THE Midland Tigers haven’t played on Midland oval in over 20 years but their decision to move from their home ground has hurt them, according to President Ian Boot and committee member Leon Reed.
Mr Reed, a veteran player and committee member who played his junior and part of his senior football on Midland Oval, gave an impassioned deputation at Monday’s Special Elector’s Meeting.
“Does anyone know where we live?” he asked.
“Middle Swan, way out the back here, you couldn’t find us if you tried.
“We’ve had whole teams go missing.
“We’re 121 years old this year, 121 years old.
“We folded for World War I, we folded the second time for World War II, we folded the third time for economic strategies this mob put in for us to fail.
“We were willing to give it a go, to move away from Midland Oval, and now nobody knows where we are.”
Speaking after the meeting, Tigers president Mr Boot said that while he realised you can’t stop progress, since their move the club had struggled financially and socially.
He added there was a need for any development to recognise the rich sporting history of Midland oval.
“From a club perspective, you can’t hold back progress.
“When we first left we were disadvantaged, we’ve struggled to keep the doors open three or four times and one year we didn’t play football at all.
“At the least we’d like to see Midland Football Club remembered as an integral part of the Midland area.
“Our people would like to go back to Midland Oval but I can’t see it happening.

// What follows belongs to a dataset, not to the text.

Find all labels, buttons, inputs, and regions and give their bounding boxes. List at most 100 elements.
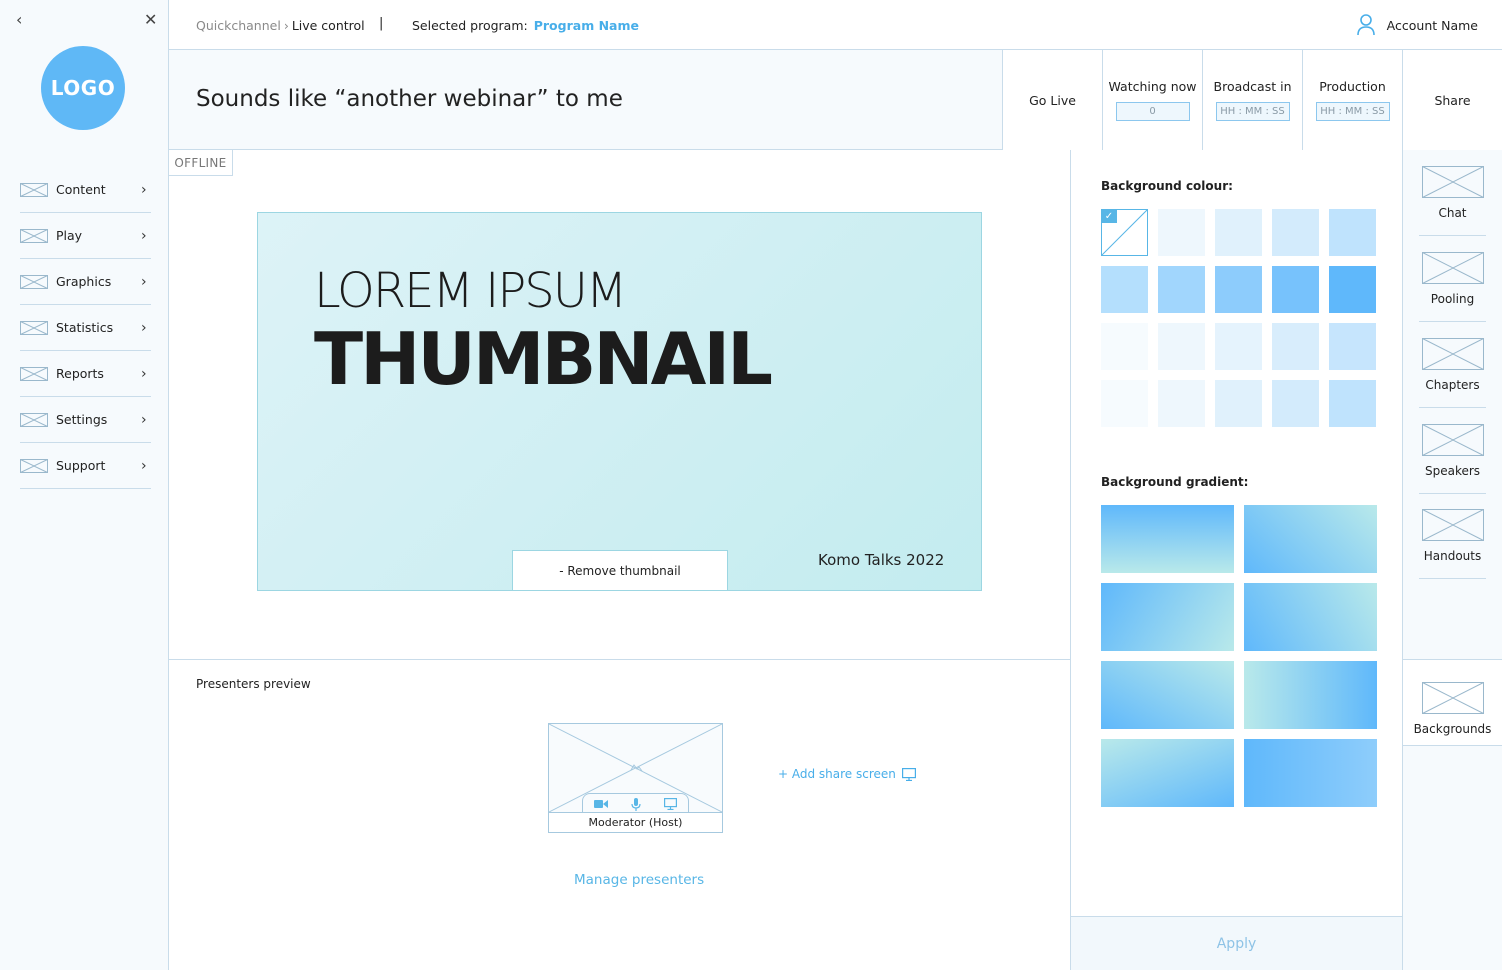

“I would say if we stayed at Midland Oval, we would roughly be in the same position but at the same time, Midland Oval is more accessible, and it’s history and tradition for us, that’s the principle thing, Midland Oval is tradition, it’s part of the club’s heritage.
“We’d be hurt if there’s no acknowledgement of the time the club has spent on that oval.”
City CEO Mike Foley said the City was not aware of any sustainability issues at the Tiger’s home ground, North Swan Park Pavilion and that the historic importance of Midland Oval was strongly acknowledged in the plan for New Junction.
However the City did not clarify if that historic importance specifically acknowledged the Midland Tigers.